Single-pixel imaging for Ge-based metasurface photodetectors
Paul Oleynik (IHP Frankfurt/Oder)
Structuring the absorbing layer of photodetectors as metasurfaces enhances device performance and enables functionalities such as wavelength- and polarization-selectivity for imaging applications. However, even if the fabrication of single pixels can be achieved, the fabrication of pixel arrays presents significant additional challenges, motivating other approaches such as single-pixel imaging. Single-pixel cameras can produce spatially-resolved images with single (or few) pixels by using a digital mirror device to spatially select optical data and direct it towards the photodetector. In conjunction with compressed sensing, this can be used to evaluate device performance at an early stage. Here, we present the current status of our single-pixel setup for multispectral imaging at visible and short-wave-infrared wavelengths. We present first results not only on image acquisition but also on utilizing metasurface-based photodetectors for wavelength-selective imaging.

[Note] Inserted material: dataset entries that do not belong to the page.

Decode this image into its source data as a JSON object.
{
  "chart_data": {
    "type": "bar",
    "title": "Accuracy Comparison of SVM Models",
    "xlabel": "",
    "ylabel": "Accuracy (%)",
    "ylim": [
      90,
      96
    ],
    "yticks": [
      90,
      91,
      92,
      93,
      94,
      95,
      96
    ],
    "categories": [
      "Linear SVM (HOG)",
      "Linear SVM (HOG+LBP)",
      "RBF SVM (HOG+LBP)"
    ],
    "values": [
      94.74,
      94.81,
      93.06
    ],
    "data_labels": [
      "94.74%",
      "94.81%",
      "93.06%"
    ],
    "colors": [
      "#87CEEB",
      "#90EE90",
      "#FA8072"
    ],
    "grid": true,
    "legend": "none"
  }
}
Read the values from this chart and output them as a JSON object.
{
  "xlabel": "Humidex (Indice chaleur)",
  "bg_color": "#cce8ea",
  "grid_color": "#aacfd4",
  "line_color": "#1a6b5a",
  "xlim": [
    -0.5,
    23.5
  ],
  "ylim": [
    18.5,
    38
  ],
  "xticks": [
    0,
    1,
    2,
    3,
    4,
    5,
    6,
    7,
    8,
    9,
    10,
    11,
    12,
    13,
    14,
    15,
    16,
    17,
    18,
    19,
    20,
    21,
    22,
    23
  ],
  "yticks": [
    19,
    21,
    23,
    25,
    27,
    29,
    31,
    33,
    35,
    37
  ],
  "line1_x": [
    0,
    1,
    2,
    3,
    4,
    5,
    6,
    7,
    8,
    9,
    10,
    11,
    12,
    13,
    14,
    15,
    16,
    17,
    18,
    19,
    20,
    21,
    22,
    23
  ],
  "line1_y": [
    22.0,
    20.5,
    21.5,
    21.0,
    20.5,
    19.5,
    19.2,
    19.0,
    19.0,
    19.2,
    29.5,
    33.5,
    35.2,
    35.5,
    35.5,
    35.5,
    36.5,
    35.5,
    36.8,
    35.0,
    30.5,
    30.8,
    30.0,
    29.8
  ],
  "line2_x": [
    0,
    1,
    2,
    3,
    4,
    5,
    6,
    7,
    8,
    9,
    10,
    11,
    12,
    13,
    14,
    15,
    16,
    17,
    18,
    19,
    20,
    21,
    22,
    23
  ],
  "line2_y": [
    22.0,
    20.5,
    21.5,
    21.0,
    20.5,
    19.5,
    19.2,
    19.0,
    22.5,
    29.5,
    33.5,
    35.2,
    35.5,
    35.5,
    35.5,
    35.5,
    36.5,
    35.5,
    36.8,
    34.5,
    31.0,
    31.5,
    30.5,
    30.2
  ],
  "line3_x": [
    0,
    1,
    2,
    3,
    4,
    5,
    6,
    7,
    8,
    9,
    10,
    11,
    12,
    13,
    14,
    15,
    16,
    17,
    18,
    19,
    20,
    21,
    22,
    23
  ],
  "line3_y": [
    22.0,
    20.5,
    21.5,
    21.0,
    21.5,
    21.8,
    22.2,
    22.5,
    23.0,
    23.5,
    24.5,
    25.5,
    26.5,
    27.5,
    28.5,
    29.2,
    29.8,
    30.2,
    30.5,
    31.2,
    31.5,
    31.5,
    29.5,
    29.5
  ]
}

Temperature-dependent performance of a GeSn thermophotovoltaic cell
Intatii Zaitsev (IHP Frankfurt/Oder)
Thermophotovoltaics (TPV) shows promise for direct heat-to-electricity conversion. Unlike solar cells that are powered by the Sun, TPV sources (concentrated sunlight heating, waste heat, power beaming), typically at 1000-2000 K, are closer, which yields radiation with significantly higher power densities (5-60 W/cm2 versus ~0.1 W/cm2 for solar) but below the bandgaps of many common semiconductors. This has drawn attention toward low-bandgap, CMOS-compatible materials (particularly group-IV semiconductors such as germanium (Ge) and germanium-tin alloys (GeSn). This work presents a comprehensive finite element model (FEM) of a TPV system employing a low-bandgap, direct-gap GeSn photovoltaic cell, accounting for indirect recombination, multilayer generation dynamics, and the thermal equilibrium between emitter and cell. It supports in-depth study of Ge-based materials under varying strain, composition, and temperature, providing insights for the design of future devices.